Have you ever been with a person belonging to genders that you’re not attracted to? No? That’s because it doesn’t work that way, romantic or sexual attraction is something which is innate and eventually discovered or explored further by the individual in question. What I was sure of even as a young person without the vocabulary to define myself – was that I was different from the people around me; the difference being I wasn’t straight.

Why do you sound so angry? Are you one of those, one of those man hating angry feminists – I mean lesbians!

My orientation has little to do with hating the alternatives. It is a beautiful, complex, realised truth all on its own. The same way you figured out your innate sexuality. Now that we’ve established that, let’s move on to angry. I am, yes. You’d be too, if I took away some of your rights and denounced your personal choices and ways of expressing that as illegal, immoral and unnatural. Repeatedly. I don’t mind being angry about that at all. I laugh easy too. Call me a loud, book loving, stationery hoarding lesbian next!

What kind of porn do you watch?

There’s more to us than just sex, you know but then again I have to entertain the possibility that all you know about lesbians comes from your favourite porn website. No? Phew. But since we are on the topic, women in mainstream porn perform in movies made by men for the male gaze and so lesbian porn appears somewhat ridiculous to actual lesbians. Porn is a matter of preference; personally I like watching guy on guy.

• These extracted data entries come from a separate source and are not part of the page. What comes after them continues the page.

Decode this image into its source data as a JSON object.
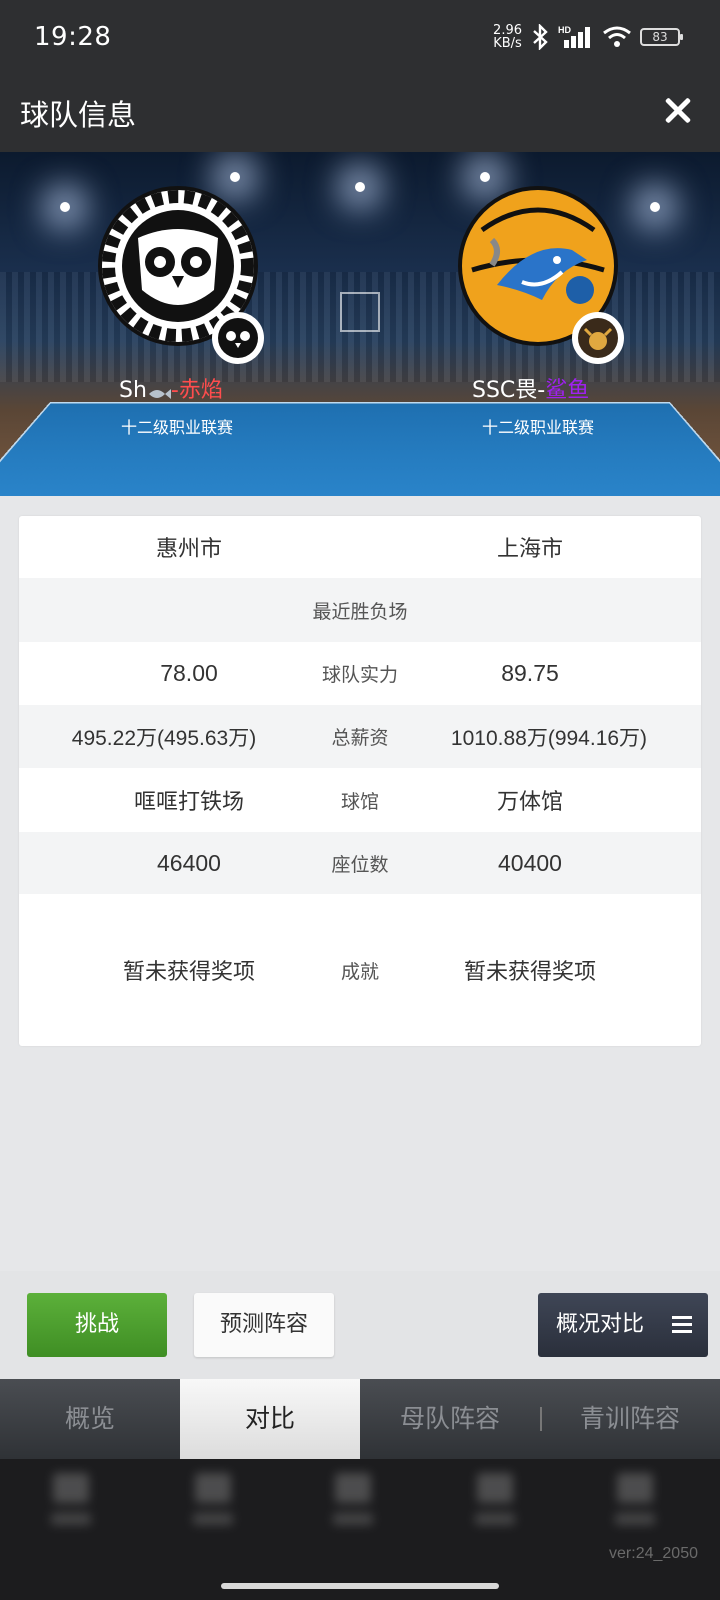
{
  "status_bar": {
    "time": "19:28",
    "net_speed_value": "2.96",
    "net_speed_unit": "KB/s",
    "battery": "83"
  },
  "header": {
    "title": "球队信息"
  },
  "banner": {
    "team_a": {
      "name_prefix": "Sh",
      "name_suffix": "-赤焰",
      "league": "十二级职业联赛"
    },
    "team_b": {
      "name_prefix": "SSC畏-",
      "name_suffix": "鲨鱼",
      "league": "十二级职业联赛"
    }
  },
  "table": {
    "city_left": "惠州市",
    "city_right": "上海市",
    "recent_label": "最近胜负场",
    "strength_left": "78.00",
    "strength_label": "球队实力",
    "strength_right": "89.75",
    "salary_left": "495.22万(495.63万)",
    "salary_label": "总薪资",
    "salary_right": "1010.88万(994.16万)",
    "arena_left": "哐哐打铁场",
    "arena_label": "球馆",
    "arena_right": "万体馆",
    "seats_left": "46400",
    "seats_label": "座位数",
    "seats_right": "40400",
    "achievement_left": "暂未获得奖项",
    "achievement_label": "成就",
    "achievement_right": "暂未获得奖项"
  },
  "actions": {
    "challenge": "挑战",
    "predict_lineup": "预测阵容",
    "overview_compare": "概况对比"
  },
  "tabs": [
    {
      "label": "概览"
    },
    {
      "label": "对比"
    },
    {
      "label": "母队阵容"
    },
    {
      "label": "青训阵容"
    }
  ],
  "footer": {
    "version": "ver:24_2050"
  },
  "colors": {
    "header_bg": "#2e2f31",
    "challenge_green": "#4fa02e",
    "team_a_accent": "#ff4d4d",
    "team_b_accent": "#a020f0"
  }
}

Does being a lesbian mean you’re attracted to all women around you, even straight ones!? Do you like me?

Nah ah. Adhering to a different sexual orientation from the norm isn’t the same as hyper-sexuality. I’ve liked a variety of people over the years but for vastly different reasons not because they identified as women and happened to be in the same room as me. I think reading is sexy though, don’t you think? Do you read?

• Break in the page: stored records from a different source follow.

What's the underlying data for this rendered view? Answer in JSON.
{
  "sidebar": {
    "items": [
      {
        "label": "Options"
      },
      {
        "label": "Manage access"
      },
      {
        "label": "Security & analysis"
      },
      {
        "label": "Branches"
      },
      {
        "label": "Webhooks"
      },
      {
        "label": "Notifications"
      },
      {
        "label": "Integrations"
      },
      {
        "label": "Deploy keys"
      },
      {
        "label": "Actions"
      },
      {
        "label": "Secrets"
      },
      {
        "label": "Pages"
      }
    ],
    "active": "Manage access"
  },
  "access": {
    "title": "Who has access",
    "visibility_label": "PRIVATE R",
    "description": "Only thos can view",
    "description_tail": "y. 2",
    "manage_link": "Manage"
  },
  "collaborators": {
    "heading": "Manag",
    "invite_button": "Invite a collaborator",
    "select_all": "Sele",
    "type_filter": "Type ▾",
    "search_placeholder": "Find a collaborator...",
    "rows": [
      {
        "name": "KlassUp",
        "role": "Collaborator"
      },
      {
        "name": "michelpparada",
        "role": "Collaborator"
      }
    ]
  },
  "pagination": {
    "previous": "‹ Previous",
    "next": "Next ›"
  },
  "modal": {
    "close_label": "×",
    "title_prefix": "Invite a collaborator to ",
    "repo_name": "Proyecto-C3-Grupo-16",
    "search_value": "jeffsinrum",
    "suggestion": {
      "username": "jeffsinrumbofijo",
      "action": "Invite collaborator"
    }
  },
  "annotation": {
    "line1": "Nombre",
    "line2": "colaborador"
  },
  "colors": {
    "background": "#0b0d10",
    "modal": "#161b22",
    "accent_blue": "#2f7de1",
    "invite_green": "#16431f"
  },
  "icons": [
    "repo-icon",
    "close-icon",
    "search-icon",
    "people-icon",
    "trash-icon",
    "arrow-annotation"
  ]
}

So, when are you getting married?

See answer to the first question. This is addressed to the somewhat well-meaning but ultimately conservative people in my life who are in severe denial about all kinds of relationships that do not adhere to heteropatriarchal norms and treat mine as not legitimate or serious in any way. I’m not so sure about marriage, for me it has always appeared as an institution that excludes and discriminates against people like me. Coming back to reality, the country I happen to live in is decades behind on all kinds of human rights let alone rights for its LGBTQIA+ citizens. On the off chance that was a genuinely well-meaning question, I’d like to say – someday.